Fecha: 3 d’octubre de 2021
He de confesar, sin que ello suponga minusvaloración de otras aportaciones, que la verdadera ecología cristiana posee una belleza y una profundidad que no he hallado en ningún otro sistema de pensamiento.
Kilian Jornet, el mejor corredor de montaña del mundo, ganador de mil competiciones y campeón batiendo récords en su especialidad, explicaba desde un escenario público su “filosofía de la vida”.
“Ser libre es no seguir a nadie… Lo que me gusta de la montaña es la incertidumbre, elegir la ruta por la que bajarás, tú creas tu destino. Y, si es en solitario, mejor… La soledad es como estar delante de un espejo”.
A renglón seguido, proclamaba, junto a su austeridad, su decidido ecologismo y su lucha por la conservación de la naturaleza.
Esta fue una declaración sorprendente. Una persona que se había criado en plena naturaleza, que hallaba su identidad en su relación con la montaña, admirado por tantos, no solo a causa de sus triunfos, sino también por sus valores vinculados al deporte, reivindicaba la soledad como garantía de libertad y afirmaba su lucha ecológica.
Esto en la ecología cristiana sería una contradicción.
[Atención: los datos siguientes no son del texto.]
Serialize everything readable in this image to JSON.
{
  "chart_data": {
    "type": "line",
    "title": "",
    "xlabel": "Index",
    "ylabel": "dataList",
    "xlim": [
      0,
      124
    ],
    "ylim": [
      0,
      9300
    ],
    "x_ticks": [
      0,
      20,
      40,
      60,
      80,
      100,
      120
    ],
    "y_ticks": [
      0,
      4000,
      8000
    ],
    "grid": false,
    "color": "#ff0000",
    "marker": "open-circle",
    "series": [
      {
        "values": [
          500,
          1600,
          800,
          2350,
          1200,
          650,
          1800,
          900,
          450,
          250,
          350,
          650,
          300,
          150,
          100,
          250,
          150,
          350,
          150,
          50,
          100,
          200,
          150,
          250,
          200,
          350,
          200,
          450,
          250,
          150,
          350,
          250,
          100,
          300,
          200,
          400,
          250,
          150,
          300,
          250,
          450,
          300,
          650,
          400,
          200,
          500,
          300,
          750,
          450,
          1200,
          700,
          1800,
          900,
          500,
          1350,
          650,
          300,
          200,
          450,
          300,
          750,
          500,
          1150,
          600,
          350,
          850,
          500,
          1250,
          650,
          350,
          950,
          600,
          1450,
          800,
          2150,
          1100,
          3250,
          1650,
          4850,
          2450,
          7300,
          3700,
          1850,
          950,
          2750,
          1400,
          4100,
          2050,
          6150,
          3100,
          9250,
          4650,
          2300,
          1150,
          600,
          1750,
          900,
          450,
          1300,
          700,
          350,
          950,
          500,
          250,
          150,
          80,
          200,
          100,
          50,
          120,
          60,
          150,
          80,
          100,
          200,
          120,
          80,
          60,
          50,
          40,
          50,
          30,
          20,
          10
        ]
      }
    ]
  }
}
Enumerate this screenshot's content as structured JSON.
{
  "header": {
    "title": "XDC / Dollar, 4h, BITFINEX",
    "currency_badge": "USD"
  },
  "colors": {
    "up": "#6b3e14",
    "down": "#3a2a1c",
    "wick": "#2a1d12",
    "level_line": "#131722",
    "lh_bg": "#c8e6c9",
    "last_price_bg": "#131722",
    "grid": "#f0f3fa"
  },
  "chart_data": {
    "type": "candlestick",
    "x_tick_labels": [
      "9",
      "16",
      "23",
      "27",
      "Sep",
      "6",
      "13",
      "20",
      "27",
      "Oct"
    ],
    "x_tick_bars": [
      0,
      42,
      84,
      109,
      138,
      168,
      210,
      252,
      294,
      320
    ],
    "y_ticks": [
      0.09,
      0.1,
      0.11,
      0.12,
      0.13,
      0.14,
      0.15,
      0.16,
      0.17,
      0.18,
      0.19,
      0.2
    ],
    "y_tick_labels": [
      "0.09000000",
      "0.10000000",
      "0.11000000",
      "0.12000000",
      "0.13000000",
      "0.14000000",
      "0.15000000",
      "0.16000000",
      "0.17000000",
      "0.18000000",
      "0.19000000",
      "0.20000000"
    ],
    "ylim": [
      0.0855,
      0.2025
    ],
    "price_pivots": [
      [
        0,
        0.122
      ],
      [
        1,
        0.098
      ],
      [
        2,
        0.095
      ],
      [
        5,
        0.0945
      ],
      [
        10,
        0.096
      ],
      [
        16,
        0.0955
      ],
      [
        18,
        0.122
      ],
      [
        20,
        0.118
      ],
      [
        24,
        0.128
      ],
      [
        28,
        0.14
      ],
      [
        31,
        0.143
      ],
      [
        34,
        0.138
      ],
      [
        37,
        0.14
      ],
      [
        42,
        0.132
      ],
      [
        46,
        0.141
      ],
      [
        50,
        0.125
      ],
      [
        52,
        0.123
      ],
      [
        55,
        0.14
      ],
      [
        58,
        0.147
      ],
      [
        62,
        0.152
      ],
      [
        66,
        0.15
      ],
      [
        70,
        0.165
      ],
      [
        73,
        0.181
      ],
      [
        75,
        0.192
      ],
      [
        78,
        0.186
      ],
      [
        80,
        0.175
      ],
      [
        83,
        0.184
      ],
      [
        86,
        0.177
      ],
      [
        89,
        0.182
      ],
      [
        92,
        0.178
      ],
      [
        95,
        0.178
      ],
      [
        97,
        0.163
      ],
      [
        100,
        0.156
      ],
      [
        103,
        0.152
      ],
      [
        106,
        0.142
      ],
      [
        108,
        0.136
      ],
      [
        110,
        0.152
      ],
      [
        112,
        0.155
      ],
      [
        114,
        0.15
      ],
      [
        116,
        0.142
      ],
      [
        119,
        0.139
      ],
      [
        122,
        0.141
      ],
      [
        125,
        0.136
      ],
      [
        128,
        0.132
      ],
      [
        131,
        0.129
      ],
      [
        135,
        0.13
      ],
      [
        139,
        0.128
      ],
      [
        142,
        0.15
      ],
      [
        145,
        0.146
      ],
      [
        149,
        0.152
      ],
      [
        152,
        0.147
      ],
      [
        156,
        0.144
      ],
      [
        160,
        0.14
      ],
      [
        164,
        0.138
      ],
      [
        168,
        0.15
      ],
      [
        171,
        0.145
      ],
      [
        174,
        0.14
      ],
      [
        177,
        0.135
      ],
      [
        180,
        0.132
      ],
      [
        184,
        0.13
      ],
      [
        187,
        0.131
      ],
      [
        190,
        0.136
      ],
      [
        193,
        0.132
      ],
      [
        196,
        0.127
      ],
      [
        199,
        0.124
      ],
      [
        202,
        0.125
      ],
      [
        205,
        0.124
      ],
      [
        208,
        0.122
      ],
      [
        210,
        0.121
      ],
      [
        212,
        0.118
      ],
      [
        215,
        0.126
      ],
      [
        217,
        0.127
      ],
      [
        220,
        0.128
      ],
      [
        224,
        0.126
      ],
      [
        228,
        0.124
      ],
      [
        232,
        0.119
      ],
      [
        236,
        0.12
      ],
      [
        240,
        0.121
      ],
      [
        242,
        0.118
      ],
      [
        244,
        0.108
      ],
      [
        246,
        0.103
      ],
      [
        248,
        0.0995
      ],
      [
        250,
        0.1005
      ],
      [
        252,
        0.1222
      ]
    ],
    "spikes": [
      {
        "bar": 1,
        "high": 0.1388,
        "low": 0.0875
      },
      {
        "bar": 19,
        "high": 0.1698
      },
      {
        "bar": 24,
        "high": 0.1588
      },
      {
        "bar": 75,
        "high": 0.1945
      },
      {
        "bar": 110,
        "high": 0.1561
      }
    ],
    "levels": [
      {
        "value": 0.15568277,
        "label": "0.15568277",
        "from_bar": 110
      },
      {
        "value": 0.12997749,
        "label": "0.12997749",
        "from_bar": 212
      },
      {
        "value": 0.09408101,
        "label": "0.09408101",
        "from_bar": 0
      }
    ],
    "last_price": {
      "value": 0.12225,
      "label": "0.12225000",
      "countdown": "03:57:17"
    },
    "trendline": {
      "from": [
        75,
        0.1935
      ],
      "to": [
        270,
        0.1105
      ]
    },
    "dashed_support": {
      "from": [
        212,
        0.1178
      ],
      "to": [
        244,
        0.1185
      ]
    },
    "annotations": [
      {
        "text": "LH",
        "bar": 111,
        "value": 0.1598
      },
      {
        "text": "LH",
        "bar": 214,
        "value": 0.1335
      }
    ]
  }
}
La mirada de este gran deportista ve en una montaña, además quizá de una elemental belleza, un desafío. Es lo que se suele sentir cuando alcanzamos una cumbre: junto al disfrute del paisaje, una satisfacción, una especie de afirmación de uno mismo. Por extensión, podríamos decir que “una prueba del triunfo del ser humano sobre el cosmos”. Por suerte este disfrute tiene un efecto positivo: ayuda a valorar y respetar la misma naturaleza.
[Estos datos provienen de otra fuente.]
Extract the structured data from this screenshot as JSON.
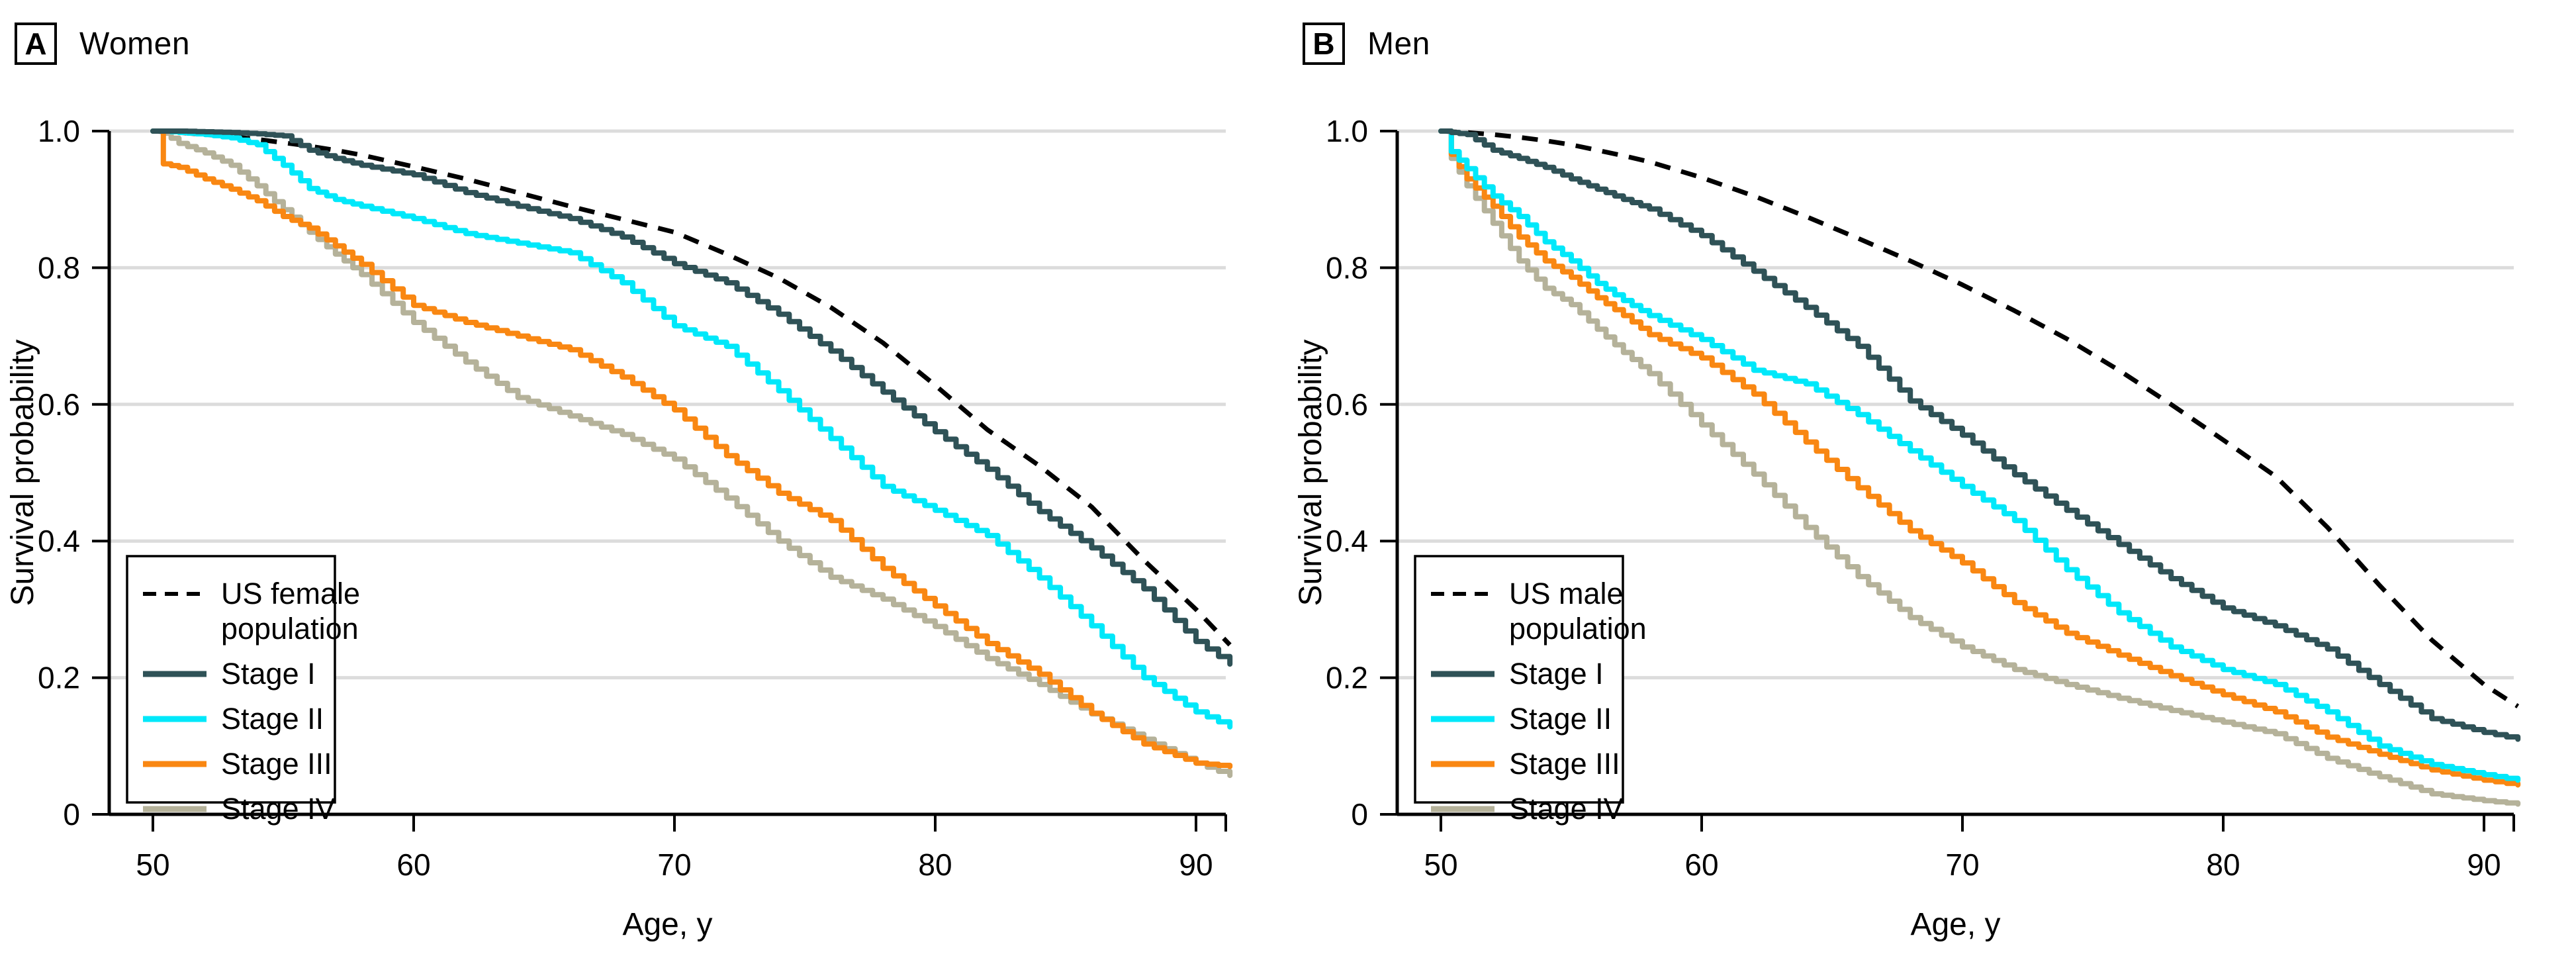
{
  "page": {
    "background": "#FFFFFF"
  },
  "panels": [
    {
      "tag": "A",
      "title": "Women"
    },
    {
      "tag": "B",
      "title": "Men"
    }
  ],
  "colors": {
    "us_population": "#000000",
    "stage_i": "#2F5257",
    "stage_ii": "#00E8FA",
    "stage_iii": "#F98712",
    "stage_iv": "#B5B29A",
    "gridline": "#DCDCDC",
    "axis": "#000000"
  },
  "chart_data": [
    {
      "type": "line",
      "title": "Women",
      "xlabel": "Age, y",
      "ylabel": "Survival probability",
      "xlim": [
        48.3,
        91.8
      ],
      "ylim": [
        0,
        1
      ],
      "xticks": [
        "50",
        "60",
        "70",
        "80",
        "90"
      ],
      "yticks": [
        {
          "v": 1.0,
          "label": "1.0"
        },
        {
          "v": 0.8,
          "label": "0.8"
        },
        {
          "v": 0.6,
          "label": "0.6"
        },
        {
          "v": 0.4,
          "label": "0.4"
        },
        {
          "v": 0.2,
          "label": "0.2"
        },
        {
          "v": 0.0,
          "label": "0"
        }
      ],
      "grid": "horizontal",
      "legend_position": "lower-left",
      "x_ages": [
        50,
        50.4,
        51,
        52,
        53,
        54,
        55,
        56,
        57,
        58,
        60,
        62,
        64,
        66,
        68,
        70,
        72,
        74,
        76,
        78,
        80,
        82,
        84,
        86,
        88,
        90,
        91.3
      ],
      "series": [
        {
          "name": "US female population",
          "legend_lines": [
            "US female",
            "population"
          ],
          "color": "#000000",
          "dashed": true,
          "km": false,
          "values": [
            1.0,
            0.999,
            0.998,
            0.995,
            0.992,
            0.988,
            0.983,
            0.978,
            0.972,
            0.965,
            0.948,
            0.93,
            0.91,
            0.89,
            0.871,
            0.852,
            0.82,
            0.785,
            0.742,
            0.69,
            0.628,
            0.563,
            0.51,
            0.45,
            0.372,
            0.3,
            0.248
          ]
        },
        {
          "name": "Stage I",
          "legend_lines": [
            "Stage I"
          ],
          "color": "#2F5257",
          "dashed": false,
          "km": true,
          "values": [
            1.0,
            1.0,
            1.0,
            0.999,
            0.998,
            0.996,
            0.993,
            0.972,
            0.96,
            0.95,
            0.936,
            0.91,
            0.89,
            0.872,
            0.845,
            0.806,
            0.778,
            0.732,
            0.678,
            0.618,
            0.56,
            0.505,
            0.443,
            0.39,
            0.33,
            0.253,
            0.22
          ]
        },
        {
          "name": "Stage II",
          "legend_lines": [
            "Stage II"
          ],
          "color": "#00E8FA",
          "dashed": false,
          "km": true,
          "values": [
            1.0,
            1.0,
            0.998,
            0.995,
            0.99,
            0.98,
            0.95,
            0.916,
            0.9,
            0.89,
            0.872,
            0.85,
            0.836,
            0.822,
            0.778,
            0.715,
            0.685,
            0.62,
            0.55,
            0.48,
            0.445,
            0.408,
            0.346,
            0.276,
            0.2,
            0.15,
            0.128
          ]
        },
        {
          "name": "Stage III",
          "legend_lines": [
            "Stage III"
          ],
          "color": "#F98712",
          "dashed": false,
          "km": true,
          "values": [
            1.0,
            0.952,
            0.947,
            0.93,
            0.915,
            0.898,
            0.875,
            0.858,
            0.832,
            0.805,
            0.745,
            0.72,
            0.7,
            0.68,
            0.64,
            0.592,
            0.525,
            0.47,
            0.43,
            0.36,
            0.305,
            0.25,
            0.205,
            0.148,
            0.103,
            0.075,
            0.07
          ]
        },
        {
          "name": "Stage IV",
          "legend_lines": [
            "Stage IV"
          ],
          "color": "#B5B29A",
          "dashed": false,
          "km": true,
          "values": [
            1.0,
            0.997,
            0.982,
            0.968,
            0.95,
            0.92,
            0.885,
            0.852,
            0.82,
            0.79,
            0.72,
            0.662,
            0.61,
            0.583,
            0.556,
            0.52,
            0.463,
            0.4,
            0.347,
            0.315,
            0.275,
            0.228,
            0.19,
            0.147,
            0.11,
            0.075,
            0.057
          ]
        }
      ]
    },
    {
      "type": "line",
      "title": "Men",
      "xlabel": "Age, y",
      "ylabel": "Survival probability",
      "xlim": [
        48.3,
        91.8
      ],
      "ylim": [
        0,
        1
      ],
      "xticks": [
        "50",
        "60",
        "70",
        "80",
        "90"
      ],
      "yticks": [
        {
          "v": 1.0,
          "label": "1.0"
        },
        {
          "v": 0.8,
          "label": "0.8"
        },
        {
          "v": 0.6,
          "label": "0.6"
        },
        {
          "v": 0.4,
          "label": "0.4"
        },
        {
          "v": 0.2,
          "label": "0.2"
        },
        {
          "v": 0.0,
          "label": "0"
        }
      ],
      "grid": "horizontal",
      "legend_position": "lower-left",
      "x_ages": [
        50,
        50.4,
        51,
        52,
        53,
        54,
        55,
        56,
        57,
        58,
        60,
        62,
        64,
        66,
        68,
        70,
        72,
        74,
        76,
        78,
        80,
        82,
        84,
        86,
        88,
        90,
        91.3
      ],
      "series": [
        {
          "name": "US male population",
          "legend_lines": [
            "US male",
            "population"
          ],
          "color": "#000000",
          "dashed": true,
          "km": false,
          "values": [
            1.0,
            0.999,
            0.998,
            0.995,
            0.991,
            0.986,
            0.98,
            0.972,
            0.964,
            0.955,
            0.932,
            0.905,
            0.875,
            0.843,
            0.81,
            0.775,
            0.737,
            0.696,
            0.65,
            0.6,
            0.548,
            0.495,
            0.42,
            0.335,
            0.255,
            0.19,
            0.158
          ]
        },
        {
          "name": "Stage I",
          "legend_lines": [
            "Stage I"
          ],
          "color": "#2F5257",
          "dashed": false,
          "km": true,
          "values": [
            1.0,
            0.998,
            0.995,
            0.972,
            0.96,
            0.947,
            0.93,
            0.915,
            0.9,
            0.886,
            0.847,
            0.795,
            0.742,
            0.685,
            0.605,
            0.555,
            0.497,
            0.445,
            0.395,
            0.345,
            0.302,
            0.276,
            0.242,
            0.19,
            0.14,
            0.12,
            0.11
          ]
        },
        {
          "name": "Stage II",
          "legend_lines": [
            "Stage II"
          ],
          "color": "#00E8FA",
          "dashed": false,
          "km": true,
          "values": [
            1.0,
            0.97,
            0.945,
            0.905,
            0.875,
            0.838,
            0.81,
            0.777,
            0.752,
            0.73,
            0.695,
            0.65,
            0.63,
            0.585,
            0.532,
            0.48,
            0.43,
            0.358,
            0.295,
            0.245,
            0.212,
            0.19,
            0.15,
            0.1,
            0.073,
            0.058,
            0.05
          ]
        },
        {
          "name": "Stage III",
          "legend_lines": [
            "Stage III"
          ],
          "color": "#F98712",
          "dashed": false,
          "km": true,
          "values": [
            1.0,
            0.966,
            0.93,
            0.89,
            0.845,
            0.81,
            0.786,
            0.756,
            0.73,
            0.702,
            0.668,
            0.615,
            0.545,
            0.478,
            0.415,
            0.368,
            0.31,
            0.265,
            0.233,
            0.203,
            0.175,
            0.15,
            0.113,
            0.088,
            0.065,
            0.05,
            0.043
          ]
        },
        {
          "name": "Stage IV",
          "legend_lines": [
            "Stage IV"
          ],
          "color": "#B5B29A",
          "dashed": false,
          "km": true,
          "values": [
            1.0,
            0.96,
            0.92,
            0.865,
            0.81,
            0.77,
            0.746,
            0.71,
            0.676,
            0.645,
            0.57,
            0.498,
            0.42,
            0.348,
            0.288,
            0.245,
            0.212,
            0.19,
            0.17,
            0.152,
            0.135,
            0.118,
            0.082,
            0.055,
            0.03,
            0.02,
            0.015
          ]
        }
      ]
    }
  ]
}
También, por suerte, este buen sentido ecológico, en general, no cultiva proyectos individualistas, sino que ha dado lugar a movimientos sociales y políticos… El análisis de la realidad social que suelen hacer estos movimientos tiene en su punto de mira crítico aquellos sistemas de producción que explotan la naturaleza, destruyéndola. Los cristianos damos a esto una sincera bienvenida. Descubrimos además una rendija por donde el hombre moderno supera un materialismo cerrado.
Los cristianos propugnamos una ecología integral. Para nosotros es una concreción de las virtudes. Por eso tiene su fuente en la fe, que nos permite mirar todo con unos ojos nuevos.
Estos ojos de la fe mirando el mundo, en realidad, son muy antiguos en el tiempo (recordamos, por ejemplo, el himno inicial de la Carta a Colosenses, San Basilio de Cesarea y San Gregorio Nacianceno, en el siglo IV, y hace apenas 60 años con la teología de Teilhard de Chardin y su reflejo en el Concilio Vaticano II). Son ojos nuevos en el sentido de distintos, novedosos, respecto a la mirada del mundo pagano.
Los ojos de la fe cristiana están iluminados por el Espíritu de Jesucristo. Según Él, la naturaleza y el mundo, como decimos, es un don inmenso; y su sentido último es revelar la armonía y perfección del llamado “Cristo cósmico”, que en su evolución culminará al final de los tiempos con la transformación (plenitud) total en el mismo Cristo.
Aquí la humanidad camina en diálogo con el cosmos, de forma que éste, superando todo individualismo, acaba siendo “casa de todos”. En su momento dijimos que la vivencia más clara de la ecología cristiana es aquella fraternidad inmensa que deviene “cósmica”: “hermana agua, hermano sol, hermana luna, hermana tierra… hermana muerte”. En ese vínculo fraterno nos encontramos verdaderamente libres.